The deadline wasn't negotiable. Anything not live before code freeze in late October would slip past holiday season, and BFCM is when Ruggable does a meaningful share of its annual revenue. Shipping late wasn't an option. Shipping broken was worse.
Approach
1. Scoped the gap before scoping the work
Rather than treat this as a swap, I wrote a full PRD that mapped current functionality against Constructor's out-of-the-box capabilities. This surfaced the gaps early - features we'd lose, features we'd need to rebuild, and features we could deprecate.
That document became the single source of truth for engineering, merchandising, and leadership for the duration of the project.
2. Took an engineering-led posture on a tech-heavy initiative
This wasn't a UX-led project; it was infrastructure. I worked closely with the engineering lead and explicitly let them drive sequencing decisions where their judgment was sharper than mine. My job was to keep scope honest, unblock decisions quickly, and protect the timeline.

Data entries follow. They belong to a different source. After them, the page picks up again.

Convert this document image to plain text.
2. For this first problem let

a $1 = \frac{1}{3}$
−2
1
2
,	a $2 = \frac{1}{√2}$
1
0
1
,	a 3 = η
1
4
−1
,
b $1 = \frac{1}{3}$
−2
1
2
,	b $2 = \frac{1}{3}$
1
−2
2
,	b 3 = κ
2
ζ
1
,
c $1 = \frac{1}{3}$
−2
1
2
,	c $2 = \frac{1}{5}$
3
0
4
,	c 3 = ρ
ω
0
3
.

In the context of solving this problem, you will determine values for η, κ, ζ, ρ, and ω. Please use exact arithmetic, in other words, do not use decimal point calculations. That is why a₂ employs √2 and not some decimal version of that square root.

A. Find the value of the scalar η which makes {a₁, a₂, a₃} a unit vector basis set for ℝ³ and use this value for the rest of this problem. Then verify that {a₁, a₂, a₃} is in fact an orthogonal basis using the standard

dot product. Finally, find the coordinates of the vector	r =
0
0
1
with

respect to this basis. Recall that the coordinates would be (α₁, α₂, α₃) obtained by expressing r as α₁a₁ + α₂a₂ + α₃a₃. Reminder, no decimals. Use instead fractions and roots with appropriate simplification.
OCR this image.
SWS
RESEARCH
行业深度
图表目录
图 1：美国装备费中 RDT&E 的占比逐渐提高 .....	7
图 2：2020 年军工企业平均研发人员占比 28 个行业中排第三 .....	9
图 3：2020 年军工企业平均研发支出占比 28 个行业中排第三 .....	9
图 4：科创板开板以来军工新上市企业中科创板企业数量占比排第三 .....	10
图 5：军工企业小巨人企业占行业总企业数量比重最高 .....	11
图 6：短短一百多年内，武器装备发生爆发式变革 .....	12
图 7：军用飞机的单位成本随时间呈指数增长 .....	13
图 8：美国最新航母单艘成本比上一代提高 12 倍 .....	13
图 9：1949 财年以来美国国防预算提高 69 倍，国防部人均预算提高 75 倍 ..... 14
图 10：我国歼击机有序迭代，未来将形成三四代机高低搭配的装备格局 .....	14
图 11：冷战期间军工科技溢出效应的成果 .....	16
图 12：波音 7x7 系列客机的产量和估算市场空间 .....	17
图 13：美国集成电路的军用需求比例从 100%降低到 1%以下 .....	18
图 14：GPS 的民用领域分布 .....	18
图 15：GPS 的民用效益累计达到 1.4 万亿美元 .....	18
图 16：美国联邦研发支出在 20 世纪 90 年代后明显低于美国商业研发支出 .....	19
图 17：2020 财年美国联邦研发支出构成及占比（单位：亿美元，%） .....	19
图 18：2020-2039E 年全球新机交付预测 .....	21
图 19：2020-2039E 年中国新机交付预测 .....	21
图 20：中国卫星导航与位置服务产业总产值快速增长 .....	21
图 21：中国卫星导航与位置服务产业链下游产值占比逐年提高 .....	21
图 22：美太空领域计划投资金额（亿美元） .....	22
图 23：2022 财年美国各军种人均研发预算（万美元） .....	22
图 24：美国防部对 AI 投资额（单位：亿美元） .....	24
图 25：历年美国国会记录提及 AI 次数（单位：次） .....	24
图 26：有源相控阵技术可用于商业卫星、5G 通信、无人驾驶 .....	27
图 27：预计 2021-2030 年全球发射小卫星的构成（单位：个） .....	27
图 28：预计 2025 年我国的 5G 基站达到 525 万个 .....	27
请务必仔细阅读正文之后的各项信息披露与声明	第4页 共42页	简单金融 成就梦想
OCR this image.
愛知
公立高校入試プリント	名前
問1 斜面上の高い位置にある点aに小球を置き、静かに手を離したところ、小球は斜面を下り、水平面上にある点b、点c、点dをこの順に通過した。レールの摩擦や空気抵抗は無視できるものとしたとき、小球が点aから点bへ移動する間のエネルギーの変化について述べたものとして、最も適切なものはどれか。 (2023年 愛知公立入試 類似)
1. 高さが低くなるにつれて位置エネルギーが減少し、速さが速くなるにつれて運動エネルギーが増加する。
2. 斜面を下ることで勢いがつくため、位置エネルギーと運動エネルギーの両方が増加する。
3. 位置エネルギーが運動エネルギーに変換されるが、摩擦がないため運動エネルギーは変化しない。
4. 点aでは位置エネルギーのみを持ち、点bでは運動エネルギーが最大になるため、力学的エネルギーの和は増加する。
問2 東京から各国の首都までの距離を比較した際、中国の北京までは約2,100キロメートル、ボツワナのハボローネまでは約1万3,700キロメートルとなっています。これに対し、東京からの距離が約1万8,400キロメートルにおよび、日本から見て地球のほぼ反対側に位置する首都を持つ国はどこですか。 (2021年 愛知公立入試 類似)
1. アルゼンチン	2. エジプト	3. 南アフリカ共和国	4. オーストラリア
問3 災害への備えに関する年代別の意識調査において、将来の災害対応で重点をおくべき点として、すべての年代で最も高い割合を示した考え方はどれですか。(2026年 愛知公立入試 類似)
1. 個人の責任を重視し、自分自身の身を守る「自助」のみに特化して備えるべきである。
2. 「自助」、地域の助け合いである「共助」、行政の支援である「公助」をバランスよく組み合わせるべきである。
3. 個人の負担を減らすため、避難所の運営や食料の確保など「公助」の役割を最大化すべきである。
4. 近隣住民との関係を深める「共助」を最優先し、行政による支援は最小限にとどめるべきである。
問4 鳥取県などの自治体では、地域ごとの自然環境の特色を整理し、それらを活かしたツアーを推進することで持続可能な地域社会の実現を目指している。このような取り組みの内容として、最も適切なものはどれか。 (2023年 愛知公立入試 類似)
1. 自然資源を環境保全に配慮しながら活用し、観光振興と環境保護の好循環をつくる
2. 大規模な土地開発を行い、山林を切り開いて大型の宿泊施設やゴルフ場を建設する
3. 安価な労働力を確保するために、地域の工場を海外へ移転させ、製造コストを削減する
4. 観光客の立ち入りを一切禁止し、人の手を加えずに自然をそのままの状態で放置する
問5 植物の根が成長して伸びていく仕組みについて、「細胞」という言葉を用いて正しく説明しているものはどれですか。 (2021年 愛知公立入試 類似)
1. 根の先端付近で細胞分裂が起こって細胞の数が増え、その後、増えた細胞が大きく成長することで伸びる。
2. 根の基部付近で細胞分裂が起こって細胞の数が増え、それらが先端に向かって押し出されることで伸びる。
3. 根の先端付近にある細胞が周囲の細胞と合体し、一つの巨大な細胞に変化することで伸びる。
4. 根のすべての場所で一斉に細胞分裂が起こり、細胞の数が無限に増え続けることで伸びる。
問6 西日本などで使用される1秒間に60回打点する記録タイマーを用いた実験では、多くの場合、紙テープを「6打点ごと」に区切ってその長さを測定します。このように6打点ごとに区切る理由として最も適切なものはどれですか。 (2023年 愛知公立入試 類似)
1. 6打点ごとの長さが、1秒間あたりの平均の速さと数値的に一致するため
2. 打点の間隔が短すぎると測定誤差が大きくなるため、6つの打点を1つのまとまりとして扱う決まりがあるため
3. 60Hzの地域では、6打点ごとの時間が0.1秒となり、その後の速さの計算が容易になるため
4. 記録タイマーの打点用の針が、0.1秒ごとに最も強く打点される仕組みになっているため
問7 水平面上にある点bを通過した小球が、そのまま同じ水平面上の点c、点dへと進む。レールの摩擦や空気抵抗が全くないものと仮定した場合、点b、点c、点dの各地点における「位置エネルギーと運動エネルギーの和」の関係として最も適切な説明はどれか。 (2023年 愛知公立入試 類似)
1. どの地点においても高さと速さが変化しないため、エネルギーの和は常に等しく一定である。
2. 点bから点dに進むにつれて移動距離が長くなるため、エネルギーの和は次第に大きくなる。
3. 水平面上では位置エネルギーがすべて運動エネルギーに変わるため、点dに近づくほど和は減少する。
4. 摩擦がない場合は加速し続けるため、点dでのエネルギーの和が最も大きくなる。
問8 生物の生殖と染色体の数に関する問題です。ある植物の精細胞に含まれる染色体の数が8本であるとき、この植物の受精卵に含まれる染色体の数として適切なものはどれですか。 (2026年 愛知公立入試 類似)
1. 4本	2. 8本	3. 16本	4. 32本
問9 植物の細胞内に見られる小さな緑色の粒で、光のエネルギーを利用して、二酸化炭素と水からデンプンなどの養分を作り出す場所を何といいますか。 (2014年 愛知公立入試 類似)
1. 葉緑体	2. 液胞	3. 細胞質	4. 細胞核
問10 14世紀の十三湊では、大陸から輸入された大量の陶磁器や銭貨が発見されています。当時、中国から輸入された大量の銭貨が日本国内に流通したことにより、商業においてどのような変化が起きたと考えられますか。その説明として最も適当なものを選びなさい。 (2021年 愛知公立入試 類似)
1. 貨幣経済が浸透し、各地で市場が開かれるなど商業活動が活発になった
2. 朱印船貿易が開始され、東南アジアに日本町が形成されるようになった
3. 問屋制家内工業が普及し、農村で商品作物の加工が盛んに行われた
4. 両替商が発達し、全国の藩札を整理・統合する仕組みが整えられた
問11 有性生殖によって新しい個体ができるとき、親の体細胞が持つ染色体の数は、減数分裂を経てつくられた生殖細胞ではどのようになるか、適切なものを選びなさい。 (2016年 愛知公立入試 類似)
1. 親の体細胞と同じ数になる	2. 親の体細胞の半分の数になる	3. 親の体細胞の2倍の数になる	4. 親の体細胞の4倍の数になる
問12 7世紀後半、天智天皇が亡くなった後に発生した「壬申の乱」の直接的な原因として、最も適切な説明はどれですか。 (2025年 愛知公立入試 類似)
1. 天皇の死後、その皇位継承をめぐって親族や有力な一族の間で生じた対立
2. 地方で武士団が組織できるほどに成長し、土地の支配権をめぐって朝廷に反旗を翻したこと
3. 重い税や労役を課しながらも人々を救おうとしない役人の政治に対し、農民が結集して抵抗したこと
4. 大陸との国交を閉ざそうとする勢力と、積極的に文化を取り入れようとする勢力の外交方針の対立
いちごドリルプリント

3. Ran merchandising migration in parallel
The platform change was only half the work. The merchandising team had years of workflows, data models, and curated collections built into the old system. I ran a parallel workstream to:
- Audit existing collection pages and search rules - removing hundreds of redundant rules and outdated collections as part of the cleanup
- Map old workflows to new Constructor equivalents
- Train the team on the new tooling before launch, not after
This meant they walked into BFCM with confidence in the new system, not learning it under pressure.
4. QA bit by bit, not all at once
With a third of the site changing, a single end-to-end QA pass would have been a disaster. I broke the surface area into discrete chunks: search results, PLPs, navigation, recommendations, faceting, redirects, SEO, and we tested and signed off on each independently. A running QA log gave leadership visibility on progress and risk in real time.
Outcome
- Launched ahead of code freeze in October 2025, before BFCM.
- Zero P0 incidents at launch.
- Contributed to a 15% YoY increase in Search CVR (FY2025).
- Unlocked new merchandising capabilities the previous stack couldn't support, including dynamic collections and AI-powered recommendations.
- Merchandising team self-sufficient on the new platform from day one.